There's a moment when you're experiencing a piece of entertainment that is so good that you can feel a chill down the spine. It can come out of nowhere, you're just sitting there watching a film or reading a book or comic, and then something happens that is so intense, or stylish, or moving, or brilliant, or just plain human, that you feel a a jolt in the back of the head, and the emotional filters in the soul open right up and breathe deeply.
And sometimes - just sometimes - it is something so good, it's a whole body chill.
It doesn't happen very often. I'm lucky if I get that sensation every couple of years, but it's already happened to me at the local theatre twice in 2025, which makes it a good year, even if both times it was seeing movies that were made decades ago.
The first time it happened, it was Twin Peaks: Fire Walk With Me, which screened as part of a short season of Lynch films to honour the director after he recently merged with the infinite. It's a film I've seen a dozen times, but this was the first time on the big screen, and it was properly sublime.

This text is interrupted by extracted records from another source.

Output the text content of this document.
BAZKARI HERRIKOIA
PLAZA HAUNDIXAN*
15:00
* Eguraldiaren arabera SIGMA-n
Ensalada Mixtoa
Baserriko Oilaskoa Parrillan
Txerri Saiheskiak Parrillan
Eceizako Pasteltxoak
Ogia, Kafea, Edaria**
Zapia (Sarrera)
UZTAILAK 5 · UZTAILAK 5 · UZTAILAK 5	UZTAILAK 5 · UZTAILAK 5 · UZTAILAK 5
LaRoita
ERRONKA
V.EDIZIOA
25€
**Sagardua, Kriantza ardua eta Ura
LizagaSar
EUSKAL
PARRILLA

The Twin Peaks movie has had a cultural reassessment in the past few years, but was generally slagged off when it was first released (the mighty Kim Newman was the only critic who I saw acknowledge its genius at the time). It is, obviously, an amazing film, and an incredible experience seeing it at the cinema, where it belongs.
I was already primed for it, helped by some short films of Lynch they showed before the main feature that I'd never seen before, and the final days of Laura Palmer played out with all the tragedy and strangeness I knew and loved.
And then it got to the actual murder scene, and it's so intense, and so loud, and so much of a sensory overload, and then it cuts to absolute silence for a few seconds when an angel shows up and it was such a moment of genuine movie magic that I could barely breathe, as the shiver spread from my spine and filled my whole body.
That's as good as it ever gets.
And then a couple of months later I go to the same cinema for a screening of 28 Days Later, in preparation for the belated sequel, and then it gets to that climactic scene, and the mood and music and tension have all ramped up to insane levels, and then Jim takes one step forward and Selina hesitates, and there it was again - the chill spreading from the spine to fill the whole body.
It's a curiously physical reaction to mental and emotional stimuli, but it's the clearest possible sign that the entertainment you're experiencing isn't just good - it's really fucking good. And that's something always worth chasing after, even if you have to rely on 20+-year-old films to get there.